NYT reporter Clare Toeniskoetter contacts nearly 100 Iranians during a 99% internet blackout following the US-Israel joint military operation against Iran. Through two contrasting voices — a regime opponent who fled to Europe and a feminist translator in Tehran — the episode maps how decades of protest, repression, and survival shape Iranian perspectives on war and change.

Key Questions Answered

  • Communication blackout as a control mechanism: The Iranian government cut off approximately 99% of internet access within days of the war starting, effectively isolating the country from the outside world. Reaching Iranians required finding the remaining 1% using VPNs or satellite tools like Starlink. Journalists and families alike went days without contact, demonstrating how information blackouts function as a primary regime defense tool.
  • Protest exhaustion after mass casualties: Iranians who opposed the regime largely did not heed Trump's call to take to the streets, not from indifference but from documented trauma.

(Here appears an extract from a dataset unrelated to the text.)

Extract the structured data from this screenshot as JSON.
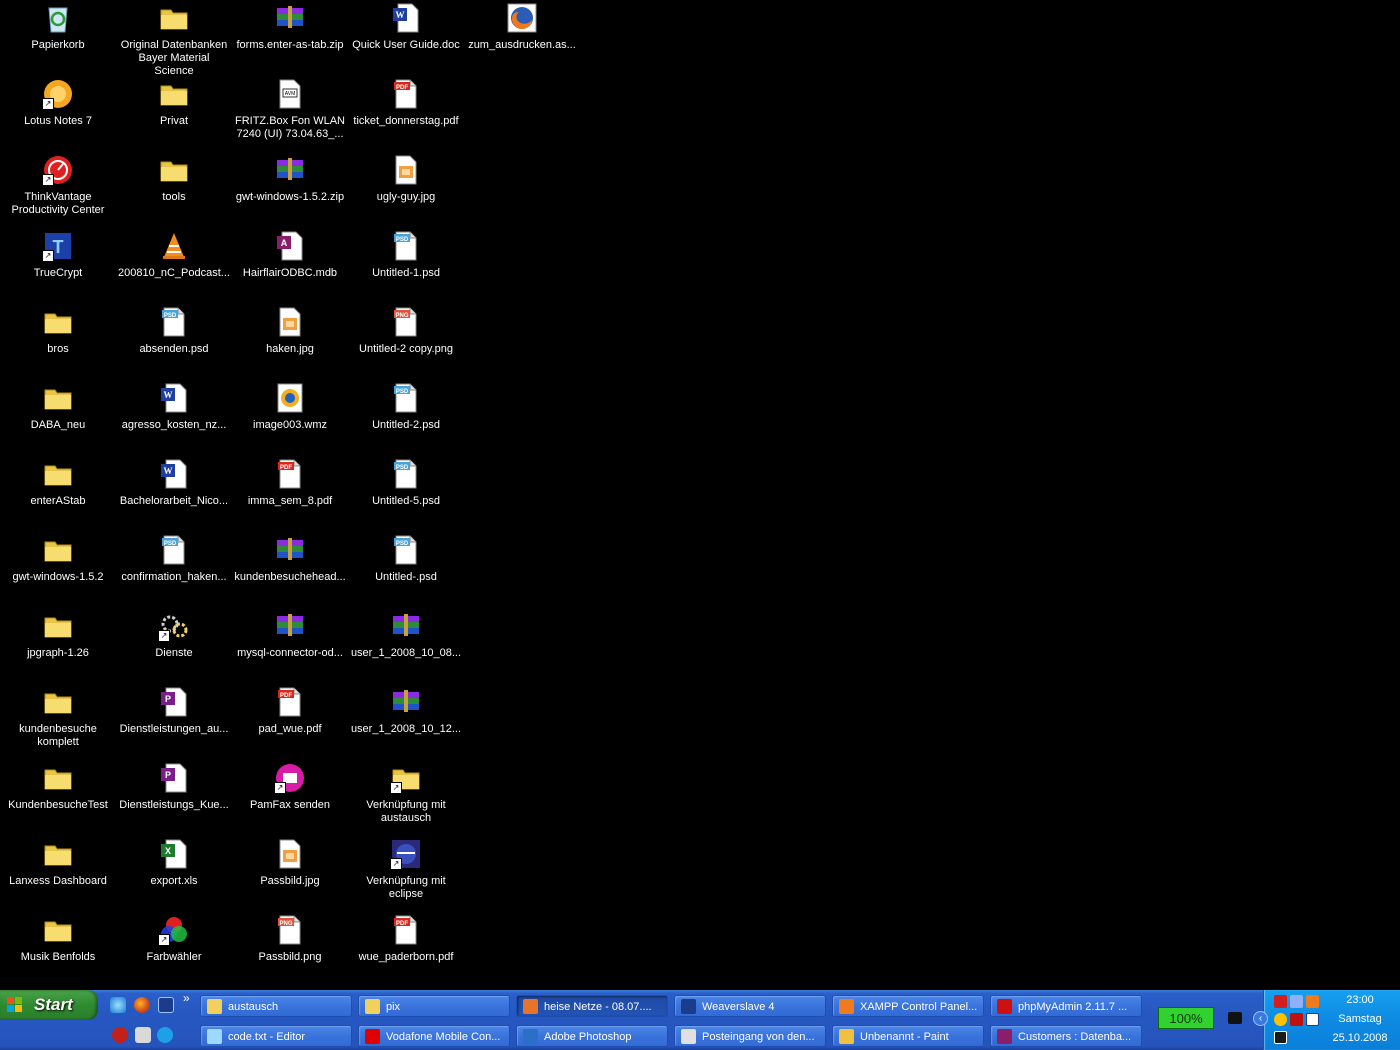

A January crackdown on nationwide protests resulted in an estimated 7,000 deaths according to one human rights organization, with security forces firing on crowds from rooftops. This history of lethal suppression makes street protest a calculated risk most survivors refuse to repeat.
  • Incremental civilian resistance as a long-term change strategy: Translator and musician Af pursued reform through small, deliberate acts — altering her marriage contract to include divorce rights, gradually abandoning the hijab, and staging a private solo concert for 80 attendees despite laws banning women from solo public performance. Her framework: shift cultural norms person by person rather than confront the regime directly, measuring progress in inches of clothing and changed attitudes among taxi drivers.
  • War's civilian cost undermines its stated liberation goals: By the ceasefire, the US-Israel bombardment had destroyed factories, schools, hospitals, and homes across Iran, leaving over one million people unemployed and killing more than 1,700 civilians. For Iranians like C's wife, this toll directly contradicted the liberation narrative, creating household-level conflict between those who viewed war as necessary and those who blamed protest culture for provoking the violence.
  • Divided Iranian diaspora reflects irreconcilable strategies: C, stranded in Europe while his family remained in Tehran, represents Iranians who view external military intervention as the only remaining path after protests failed. Af, who returned to Tehran from Turkey before the ceasefire, represents those who believe foreign intervention destroys the internal cultural progress that makes lasting reform possible. Both positions stem from the same lived experience of regime brutality but reach opposite strategic conclusions.

Notable Moment

Af celebrated the Ayatollah's death by dancing alone in her apartment — then immediately packed her car and fled the country she loves. She opposed the war entirely, not because she supported the regime, but because she believed destruction undoes the slow cultural progress she had spent decades building from within.